The smooth face eyed him as if it might be withholding some vital piece of information — or as if he were.

And had he persuaded her to attend so that other people would determine the pattern, decide her interests? So that she would be cured and possess the thing it already pleased her to renounce? Restored to him: the bargain broken?

And she had given him, in her place, Dorothy.

‘Goodbye Mr Chapman.’

A plume of steam released itself from the boiler-house, like a white hole in the flat vista. Outside in the corridor a girl was being pushed along in a wheel-chair while a nurse walked beside her reading a clip-board chart.

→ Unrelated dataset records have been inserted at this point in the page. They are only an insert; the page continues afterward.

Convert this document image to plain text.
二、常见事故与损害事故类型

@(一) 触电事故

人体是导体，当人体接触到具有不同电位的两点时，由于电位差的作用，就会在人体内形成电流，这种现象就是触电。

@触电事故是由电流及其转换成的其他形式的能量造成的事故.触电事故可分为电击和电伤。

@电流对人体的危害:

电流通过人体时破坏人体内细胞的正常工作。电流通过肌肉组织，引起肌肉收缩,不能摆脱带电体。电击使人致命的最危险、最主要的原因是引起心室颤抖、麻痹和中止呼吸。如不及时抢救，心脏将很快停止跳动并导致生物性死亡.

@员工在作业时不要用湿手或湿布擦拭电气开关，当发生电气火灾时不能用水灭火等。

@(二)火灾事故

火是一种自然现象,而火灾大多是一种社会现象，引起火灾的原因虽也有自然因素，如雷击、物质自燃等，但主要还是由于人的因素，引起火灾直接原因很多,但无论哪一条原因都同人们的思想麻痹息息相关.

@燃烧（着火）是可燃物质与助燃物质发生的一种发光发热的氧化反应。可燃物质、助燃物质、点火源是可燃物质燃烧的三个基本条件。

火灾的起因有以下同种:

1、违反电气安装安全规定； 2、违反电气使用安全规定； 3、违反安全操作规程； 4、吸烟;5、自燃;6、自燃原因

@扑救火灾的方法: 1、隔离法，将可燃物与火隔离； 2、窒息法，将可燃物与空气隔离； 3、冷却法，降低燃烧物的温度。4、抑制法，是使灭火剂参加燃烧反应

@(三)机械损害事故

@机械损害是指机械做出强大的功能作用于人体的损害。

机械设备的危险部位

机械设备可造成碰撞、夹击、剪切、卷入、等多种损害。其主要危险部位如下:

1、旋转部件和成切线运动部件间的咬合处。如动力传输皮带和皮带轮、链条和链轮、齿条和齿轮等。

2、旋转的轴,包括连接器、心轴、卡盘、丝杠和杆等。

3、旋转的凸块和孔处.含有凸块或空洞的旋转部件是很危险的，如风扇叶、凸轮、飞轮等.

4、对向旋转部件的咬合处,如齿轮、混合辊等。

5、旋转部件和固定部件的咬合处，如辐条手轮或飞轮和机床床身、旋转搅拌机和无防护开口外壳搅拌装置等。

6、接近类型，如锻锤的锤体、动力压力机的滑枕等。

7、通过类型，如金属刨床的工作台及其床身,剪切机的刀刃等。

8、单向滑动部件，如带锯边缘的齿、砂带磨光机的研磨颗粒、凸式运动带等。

In the car, looking forward, her handbag on her knees, she said as they drove back:

‘Don’t talk to the doctor again, Willy.’

No, she did not get better. How many more visits to Doctor Cunningham? Though he never spoke again, true to her command, to that suave-voiced man with his files and sheets of notes. Nor was he asked. She made sure of that. ‘They can do nothing, Willy.’ Another drug, another test; and each time her looks affirmed in advance what would be the result: no change. In between her attacks her breath wheezed continuously, her voice fluttered and rattled. Bouts of bronchitis. A scarf round her neck even in warm weather. And that face slowly being worn away; the cheeks hollow and drained from sleeplessness, the mouth stretched from the effort of breathing. Only the eyes remained, ashy-blue and steady, as if they watched in some mirror the dismantling of her other features and approved the process. As if, if she could have done so, she would have torn off that thin mask of loveliness at the very beginning. For that was never the real thing.